A very special night, indeed — opening night for the world premiere of “Anna Karenina” by the Joffrey Ballet. Once the dancers hit the stage, my thoughts disappeared. I was totally focused on the graceful movements, amazing athleticism and precision of the ballet dancers. In the moment, my attention was on each move, each movement, supported by a beautiful musical score.
My friend, Peter and I have been attending ballet performances since the early 1980s, seeing the American Ballet Theater company many times and then subscribing to the Joffrey, which we continue to this day. I reflected with Peter the other night about all our ballet experiences, how I held his arm to gingerly walk down the aisle to our seats when I was too unstable to walk on my own. With wobbly legs and compromised stamina, I would use the energy I had to reach my seat, then watch the curtain open, dancers appear and be transformed.

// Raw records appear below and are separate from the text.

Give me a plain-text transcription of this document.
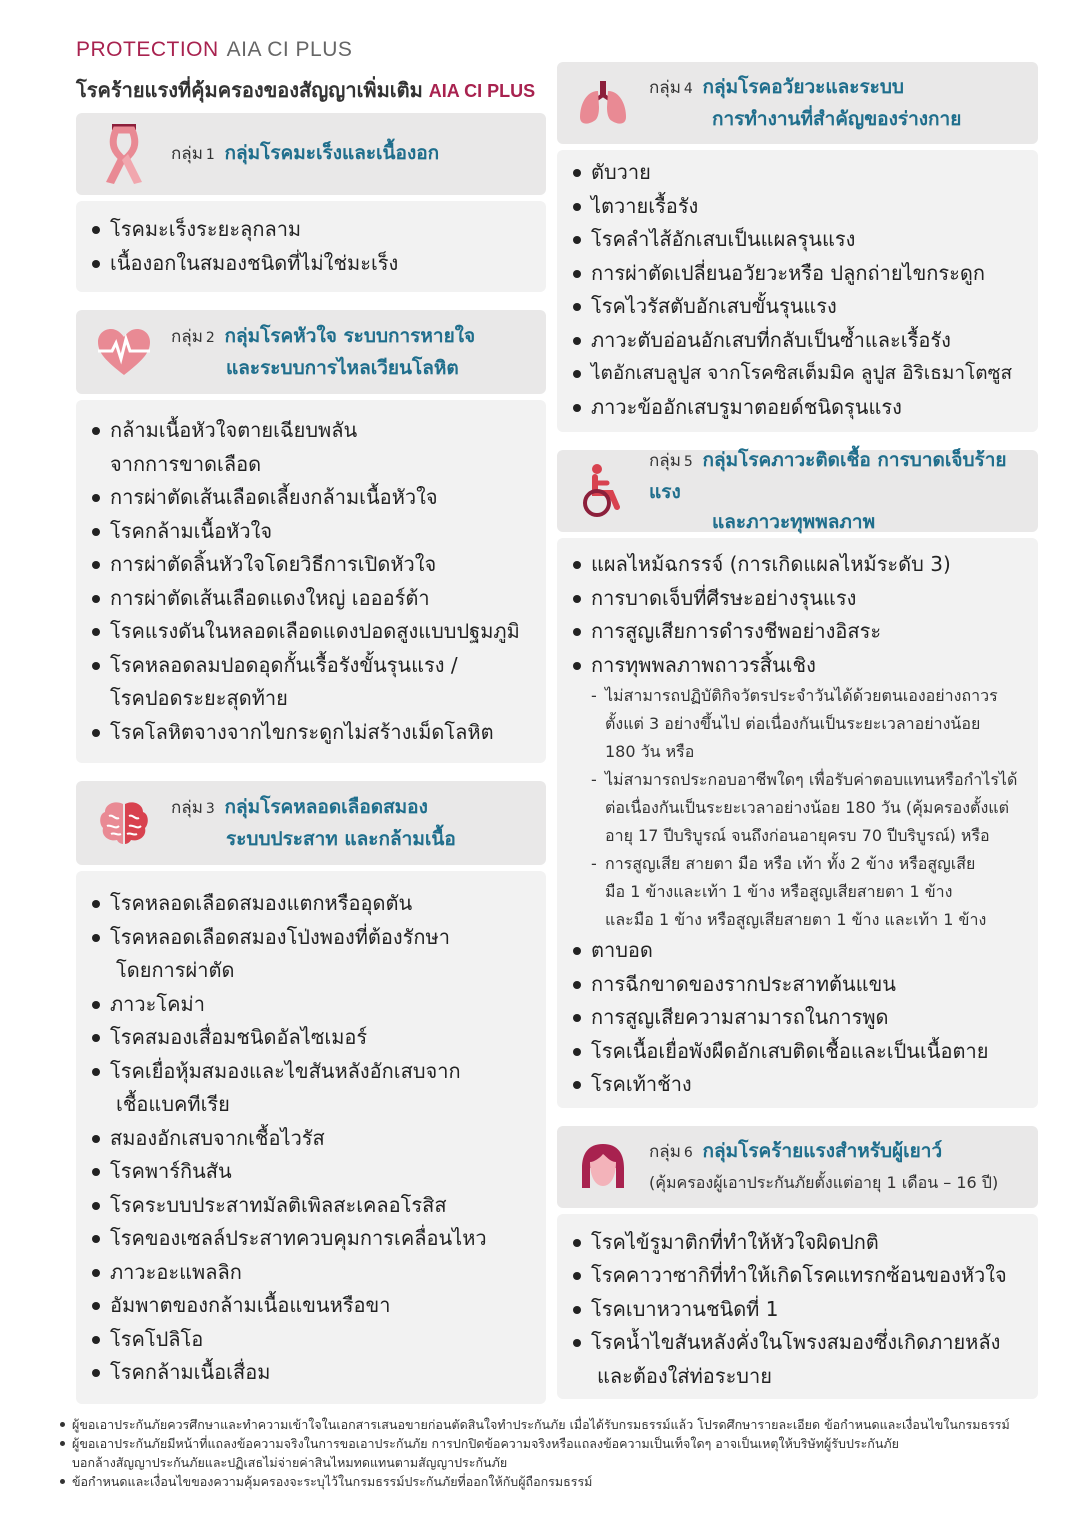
PROTECTION AIA CI PLUS
โรคร้ายแรงที่คุ้มครองของสัญญาเพิ่มเติม AIA CI PLUS
กลุ่ม 1 กลุ่มโรคมะเร็งและเนื้องอก
โรคมะเร็งระยะลุกลาม
เนื้องอกในสมองชนิดที่ไม่ใช่มะเร็ง
กลุ่ม 2 กลุ่มโรคหัวใจ ระบบการหายใจ
และระบบการไหลเวียนโลหิต
กล้ามเนื้อหัวใจตายเฉียบพลัน
จากการขาดเลือด
การผ่าตัดเส้นเลือดเลี้ยงกล้ามเนื้อหัวใจ
โรคกล้ามเนื้อหัวใจ
การผ่าตัดลิ้นหัวใจโดยวิธีการเปิดหัวใจ
การผ่าตัดเส้นเลือดแดงใหญ่ เอออร์ต้า
โรคแรงดันในหลอดเลือดแดงปอดสูงแบบปฐมภูมิ
โรคหลอดลมปอดอุดกั้นเรื้อรังขั้นรุนแรง /
โรคปอดระยะสุดท้าย
โรคโลหิตจางจากไขกระดูกไม่สร้างเม็ดโลหิต
กลุ่ม 3 กลุ่มโรคหลอดเลือดสมอง
ระบบประสาท และกล้ามเนื้อ
โรคหลอดเลือดสมองแตกหรืออุดตัน
โรคหลอดเลือดสมองโป่งพองที่ต้องรักษา
โดยการผ่าตัด
ภาวะโคม่า
โรคสมองเสื่อมชนิดอัลไซเมอร์
โรคเยื่อหุ้มสมองและไขสันหลังอักเสบจาก
เชื้อแบคทีเรีย
สมองอักเสบจากเชื้อไวรัส
โรคพาร์กินสัน
โรคระบบประสาทมัลติเพิลสะเคลอโรสิส
โรคของเซลล์ประสาทควบคุมการเคลื่อนไหว
ภาวะอะแพลลิก
อัมพาตของกล้ามเนื้อแขนหรือขา
โรคโปลิโอ
โรคกล้ามเนื้อเสื่อม
กลุ่ม 4 กลุ่มโรคอวัยวะและระบบ
การทำงานที่สำคัญของร่างกาย
ตับวาย
ไตวายเรื้อรัง
โรคลำไส้อักเสบเป็นแผลรุนแรง
การผ่าตัดเปลี่ยนอวัยวะหรือ ปลูกถ่ายไขกระดูก
โรคไวรัสตับอักเสบขั้นรุนแรง
ภาวะตับอ่อนอักเสบที่กลับเป็นซ้ำและเรื้อรัง
ไตอักเสบลูปูส จากโรคซิสเต็มมิค ลูปูส อิริเธมาโตซูส
ภาวะข้ออักเสบรูมาตอยด์ชนิดรุนแรง
กลุ่ม 5 กลุ่มโรคภาวะติดเชื้อ การบาดเจ็บร้ายแรง
และภาวะทุพพลภาพ
แผลไหม้ฉกรรจ์ (การเกิดแผลไหม้ระดับ 3)
การบาดเจ็บที่ศีรษะอย่างรุนแรง
การสูญเสียการดำรงชีพอย่างอิสระ
การทุพพลภาพถาวรสิ้นเชิง
- ไม่สามารถปฏิบัติกิจวัตรประจำวันได้ด้วยตนเองอย่างถาวร
ตั้งแต่ 3 อย่างขึ้นไป ต่อเนื่องกันเป็นระยะเวลาอย่างน้อย
180 วัน หรือ
- ไม่สามารถประกอบอาชีพใดๆ เพื่อรับค่าตอบแทนหรือกำไรได้
ต่อเนื่องกันเป็นระยะเวลาอย่างน้อย 180 วัน (คุ้มครองตั้งแต่
อายุ 17 ปีบริบูรณ์ จนถึงก่อนอายุครบ 70 ปีบริบูรณ์) หรือ
- การสูญเสีย สายตา มือ หรือ เท้า ทั้ง 2 ข้าง หรือสูญเสีย
มือ 1 ข้างและเท้า 1 ข้าง หรือสูญเสียสายตา 1 ข้าง
และมือ 1 ข้าง หรือสูญเสียสายตา 1 ข้าง และเท้า 1 ข้าง
ตาบอด
การฉีกขาดของรากประสาทต้นแขน
การสูญเสียความสามารถในการพูด
โรคเนื้อเยื่อพังผืดอักเสบติดเชื้อและเป็นเนื้อตาย
โรคเท้าช้าง
กลุ่ม 6 กลุ่มโรคร้ายแรงสำหรับผู้เยาว์
(คุ้มครองผู้เอาประกันภัยตั้งแต่อายุ 1 เดือน – 16 ปี)
โรคไข้รูมาติกที่ทำให้หัวใจผิดปกติ
โรคคาวาซากิที่ทำให้เกิดโรคแทรกซ้อนของหัวใจ
โรคเบาหวานชนิดที่ 1
โรคน้ำไขสันหลังคั่งในโพรงสมองซึ่งเกิดภายหลัง
และต้องใส่ท่อระบาย
ผู้ขอเอาประกันภัยควรศึกษาและทำความเข้าใจในเอกสารเสนอขายก่อนตัดสินใจทำประกันภัย เมื่อได้รับกรมธรรม์แล้ว โปรดศึกษารายละเอียด ข้อกำหนดและเงื่อนไขในกรมธรรม์
ผู้ขอเอาประกันภัยมีหน้าที่แถลงข้อความจริงในการขอเอาประกันภัย การปกปิดข้อความจริงหรือแถลงข้อความเป็นเท็จใดๆ อาจเป็นเหตุให้บริษัทผู้รับประกันภัย
บอกล้างสัญญาประกันภัยและปฏิเสธไม่จ่ายค่าสินไหมทดแทนตามสัญญาประกันภัย
ข้อกำหนดและเงื่อนไขของความคุ้มครองจะระบุไว้ในกรมธรรม์ประกันภัยที่ออกให้กับผู้ถือกรมธรรม์
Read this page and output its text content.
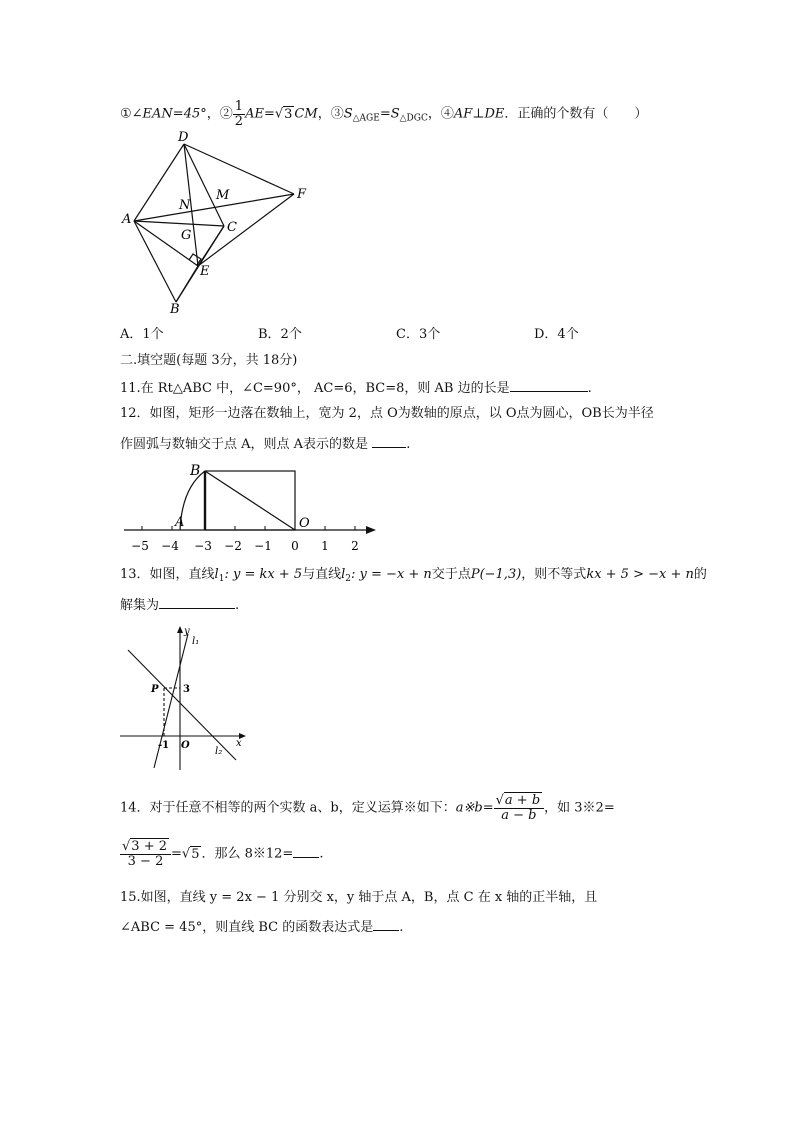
①∠EAN=45°，② $\frac{1}{2} AE=√3$ CM，$③S_{\triangle AGE}=S_{\triangle DGC}$，④AF⊥DE．正确的个数有（　　）
D
M	F
N
A
G
C
E
B
A．1个	B．2个	C．3个	D．4个
二.填空题(每题 3分，共 18分)
11.在 Rt△ABC 中，∠C=90°， AC=6，BC=8，则 AB 边的长是	.
12．如图，矩形一边落在数轴上，宽为 2，点 O为数轴的原点，以 O点为圆心，OB长为半径
作圆弧与数轴交于点 A，则点 A表示的数是	.
B
A	O
−5 −4 −3 −2 −1 0 1 2
13．如图，直线$l_1$: y = kx + 5与直线$l_2$: y = −x + n交于点P(−1,3)，则不等式kx + 5 > −x + n的
解集为	.
y
l₁
P 3
x
-1 O
l₂
14．对于任意不相等的两个实数 a、b，定义运算※如下：a※b= $\frac{√a + b}{a - b}$ ，如 3※2=
$\frac{√3 + 2}{3 - 2} =√5$ ．那么 8※12= .
15.如图，直线 y = 2x − 1 分别交 x，y 轴于点 A，B，点 C 在 x 轴的正半轴，且
∠ABC = 45°，则直线 BC 的函数表达式是 .
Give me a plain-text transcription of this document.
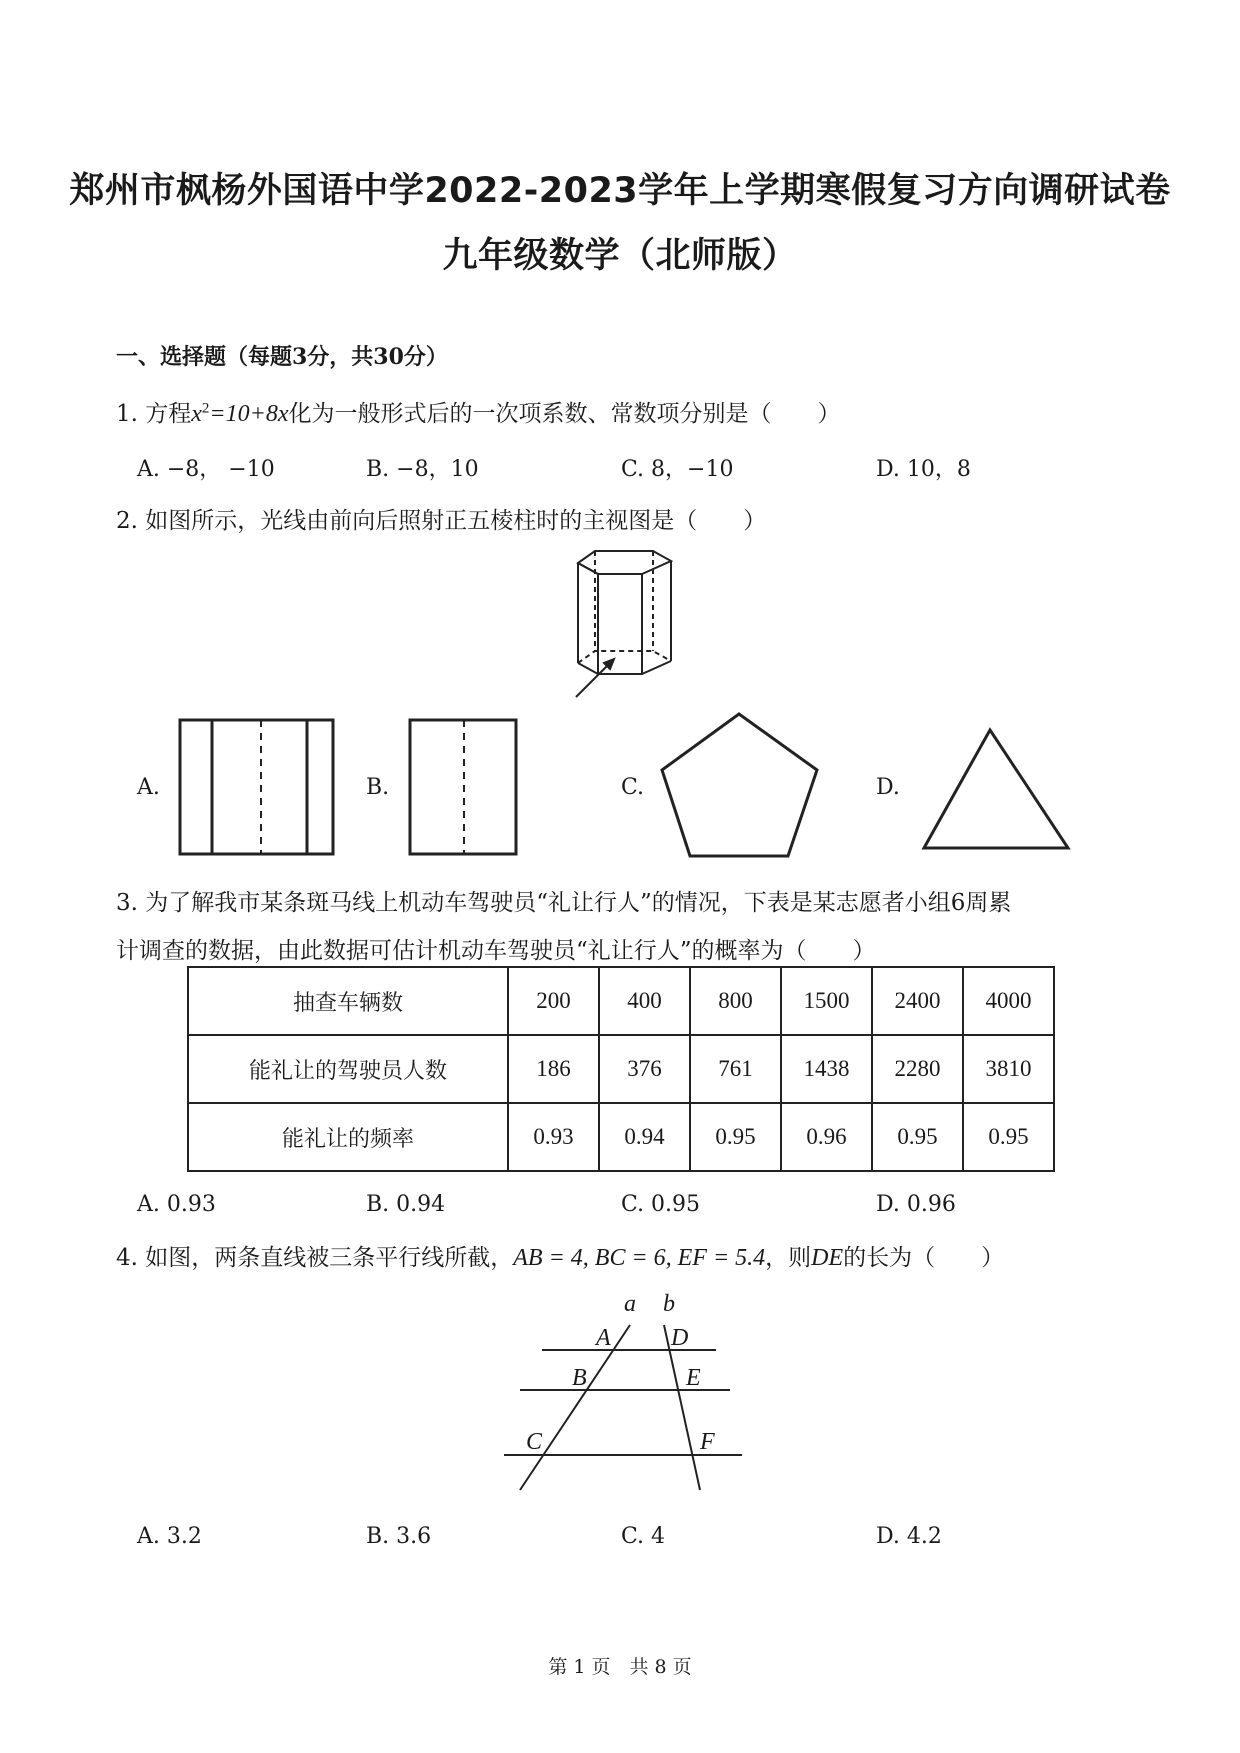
郑州市枫杨外国语中学2022-2023学年上学期寒假复习方向调研试卷
九年级数学（北师版）
一、选择题（每题3分，共30分）
1. 方程$x^2=10+8x$化为一般形式后的一次项系数、常数项分别是（　　）
A. −8， −10	B. −8，10	C. 8，−10	D. 10，8
2. 如图所示，光线由前向后照射正五棱柱时的主视图是（　　）
A.	B.	C.	D.
3. 为了解我市某条斑马线上机动车驾驶员“礼让行人”的情况，下表是某志愿者小组6周累
计调查的数据，由此数据可估计机动车驾驶员“礼让行人”的概率为（　　）
抽查车辆数	200	400	800	1500	2400	4000
能礼让的驾驶员人数	186	376	761	1438	2280	3810
能礼让的频率	0.93	0.94	0.95	0.96	0.95	0.95
A. 0.93	B. 0.94	C. 0.95	D. 0.96
4. 如图，两条直线被三条平行线所截，AB = 4, BC = 6, EF = 5.4，则DE的长为（　　）
a b
A	D
B	E
C	F
A. 3.2	B. 3.6	C. 4	D. 4.2
第 1 页　共 8 页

Nothing was more inspiring and motivating to me when I had trouble walking than watching ballet dancers. I loved how they moved their bodies, had control over their bodies and epitomized grace and style. I didn’t want to be them. I wanted their energy and their excellence and I internalized it because they were sharing it with me, with us. I took it all in. I still do.
I carry a special place in my heart for ballet dancers, who continue to share their energy and artistry with me.
I don’t know specifically why, but I do know they were a big part in my healing, in my determination to regain balance and walk “normally” at a time when that was not my reality. This week I was once again transported to a place of calm, being totally in the moment. Watching ballet always does that for me. Tai Chi always does that for me. I am so grateful to enjoy ballet and Tai Chi, that always come through, always transport my thoughts and body to a place of calm, and time of enjoying the moment. And I am grateful to Peter who has been such a wonderful friend over the years, encouraging me and enjoying together so many wonderful ballet performances over the decades.
We all need a ballet, a Tai Chi, some kind of event or practice that transports us to a new place of being right in the moment, a moment of calm and joy. What do you do that transports you to that place?